“You don’t take a very responsible job at a time like this and jump after eight months to make money in the private sector.”
- Anonymous ‘Senior City banker’ quoted in The Financial Times after John Kingman of UK Financial Investments said he was stepping down. This response would seem to indicate that a) banking itself is irresponsible; b) the anonymous banker explicitly acknowledges he himself is in it for the money; c) bankers still dominate the field in the hypocritical delivery of advice to others; d) the coinage ‘banker’ has now completely replaced its assonant rival as a term of abuse to describe the hopelessly objectionable and contemptible.

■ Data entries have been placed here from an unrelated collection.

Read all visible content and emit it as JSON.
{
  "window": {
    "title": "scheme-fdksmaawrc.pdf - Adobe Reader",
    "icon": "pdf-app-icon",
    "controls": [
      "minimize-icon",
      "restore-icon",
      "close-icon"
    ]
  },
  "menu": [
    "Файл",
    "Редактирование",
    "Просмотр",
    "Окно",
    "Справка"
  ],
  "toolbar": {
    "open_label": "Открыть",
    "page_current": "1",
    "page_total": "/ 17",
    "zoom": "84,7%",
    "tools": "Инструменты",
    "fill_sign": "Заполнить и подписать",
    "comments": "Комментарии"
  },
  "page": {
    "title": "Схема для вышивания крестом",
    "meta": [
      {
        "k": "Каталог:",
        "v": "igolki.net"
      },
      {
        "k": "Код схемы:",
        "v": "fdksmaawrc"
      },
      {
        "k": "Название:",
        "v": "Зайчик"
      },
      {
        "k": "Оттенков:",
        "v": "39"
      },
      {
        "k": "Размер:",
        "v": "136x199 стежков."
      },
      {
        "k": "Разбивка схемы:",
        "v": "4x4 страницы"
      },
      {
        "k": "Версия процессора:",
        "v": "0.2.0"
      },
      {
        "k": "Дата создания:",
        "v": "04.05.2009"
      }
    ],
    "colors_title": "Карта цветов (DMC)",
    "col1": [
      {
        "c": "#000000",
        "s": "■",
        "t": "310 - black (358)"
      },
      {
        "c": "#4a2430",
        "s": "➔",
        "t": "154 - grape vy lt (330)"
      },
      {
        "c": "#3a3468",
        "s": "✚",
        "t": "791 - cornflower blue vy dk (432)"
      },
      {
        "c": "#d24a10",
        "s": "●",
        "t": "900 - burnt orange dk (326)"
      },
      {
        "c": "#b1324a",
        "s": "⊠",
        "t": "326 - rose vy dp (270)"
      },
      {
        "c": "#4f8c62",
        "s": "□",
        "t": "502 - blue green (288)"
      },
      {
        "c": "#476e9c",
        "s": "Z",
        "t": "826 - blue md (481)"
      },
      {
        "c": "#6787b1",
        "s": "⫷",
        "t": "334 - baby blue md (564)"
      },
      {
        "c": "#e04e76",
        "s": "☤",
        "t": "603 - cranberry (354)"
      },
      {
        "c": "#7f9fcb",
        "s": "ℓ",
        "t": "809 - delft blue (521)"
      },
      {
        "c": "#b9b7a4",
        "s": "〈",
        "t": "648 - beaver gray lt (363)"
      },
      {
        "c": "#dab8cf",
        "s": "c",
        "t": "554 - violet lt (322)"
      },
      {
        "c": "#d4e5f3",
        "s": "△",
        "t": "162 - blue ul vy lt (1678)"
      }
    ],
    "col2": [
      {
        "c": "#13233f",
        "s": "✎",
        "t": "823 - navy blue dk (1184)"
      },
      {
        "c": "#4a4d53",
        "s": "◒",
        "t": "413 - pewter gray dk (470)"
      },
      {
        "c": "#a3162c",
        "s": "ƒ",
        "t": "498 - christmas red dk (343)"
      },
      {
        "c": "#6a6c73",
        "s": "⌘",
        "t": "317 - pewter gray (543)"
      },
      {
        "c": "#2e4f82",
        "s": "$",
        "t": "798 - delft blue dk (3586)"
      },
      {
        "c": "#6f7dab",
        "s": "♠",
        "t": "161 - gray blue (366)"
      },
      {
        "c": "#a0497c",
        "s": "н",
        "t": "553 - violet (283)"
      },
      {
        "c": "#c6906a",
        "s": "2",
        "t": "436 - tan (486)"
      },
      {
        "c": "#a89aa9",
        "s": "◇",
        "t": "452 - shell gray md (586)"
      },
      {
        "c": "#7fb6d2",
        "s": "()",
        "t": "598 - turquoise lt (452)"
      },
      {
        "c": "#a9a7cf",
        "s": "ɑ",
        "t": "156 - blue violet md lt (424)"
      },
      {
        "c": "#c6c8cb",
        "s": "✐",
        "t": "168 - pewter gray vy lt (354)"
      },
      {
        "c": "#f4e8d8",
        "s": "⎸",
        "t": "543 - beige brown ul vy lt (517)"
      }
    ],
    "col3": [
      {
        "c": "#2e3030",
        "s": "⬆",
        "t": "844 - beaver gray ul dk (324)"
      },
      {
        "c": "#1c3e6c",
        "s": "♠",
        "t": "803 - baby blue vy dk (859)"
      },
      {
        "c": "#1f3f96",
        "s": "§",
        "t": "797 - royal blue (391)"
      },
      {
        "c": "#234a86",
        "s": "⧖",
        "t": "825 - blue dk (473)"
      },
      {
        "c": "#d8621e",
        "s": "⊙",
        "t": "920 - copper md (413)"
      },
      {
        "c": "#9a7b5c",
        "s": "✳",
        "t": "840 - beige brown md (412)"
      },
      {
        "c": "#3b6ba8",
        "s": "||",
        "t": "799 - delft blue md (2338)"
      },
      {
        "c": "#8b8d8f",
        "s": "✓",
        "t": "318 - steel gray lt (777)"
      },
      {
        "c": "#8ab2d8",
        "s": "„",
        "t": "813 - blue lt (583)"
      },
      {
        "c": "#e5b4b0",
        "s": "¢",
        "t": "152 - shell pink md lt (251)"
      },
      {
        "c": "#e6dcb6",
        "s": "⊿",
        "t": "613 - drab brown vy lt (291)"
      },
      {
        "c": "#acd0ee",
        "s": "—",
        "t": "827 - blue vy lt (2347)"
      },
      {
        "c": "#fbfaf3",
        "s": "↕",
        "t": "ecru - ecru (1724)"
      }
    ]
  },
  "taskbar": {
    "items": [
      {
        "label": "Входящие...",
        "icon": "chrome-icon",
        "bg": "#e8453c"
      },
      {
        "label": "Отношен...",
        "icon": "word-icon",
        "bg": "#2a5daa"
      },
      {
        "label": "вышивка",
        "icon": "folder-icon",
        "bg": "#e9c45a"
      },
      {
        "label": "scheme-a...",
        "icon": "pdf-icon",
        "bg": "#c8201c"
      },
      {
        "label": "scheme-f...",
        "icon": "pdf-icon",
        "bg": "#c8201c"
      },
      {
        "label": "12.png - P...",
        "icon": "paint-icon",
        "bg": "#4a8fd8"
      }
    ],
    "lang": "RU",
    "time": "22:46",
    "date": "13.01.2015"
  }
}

The great Austrian economist Ludwig von Mises had the final word about a terminal credit crunch:
“There is no means of avoiding the final collapse of a boom brought about by credit expansion. The alternative is only whether the crisis should come sooner as the result of a voluntary abandonment of further credit expansion, or later as a final and total catastrophe of the currency system involved.” (Mises, ‘Human Action’, 1949.)
But there is an almost
insurmountable problem in viewing the investment markets through the rigid and
unforgiving prism of the so-called Austrian school. Mises wrote of the world as
it should be. We live in the world as it is. Our own investment markets, or at
least those of the supposedly developed west, are now government-directed
parodies of free markets – having theoretically been at economic war with
socialism and communism, and having seemingly triumphed as the Berlin Wall
fell, the governments of the west have now adopted much of the socialist-driven
command economy model that they had ostensibly vanquished as recently as 1989.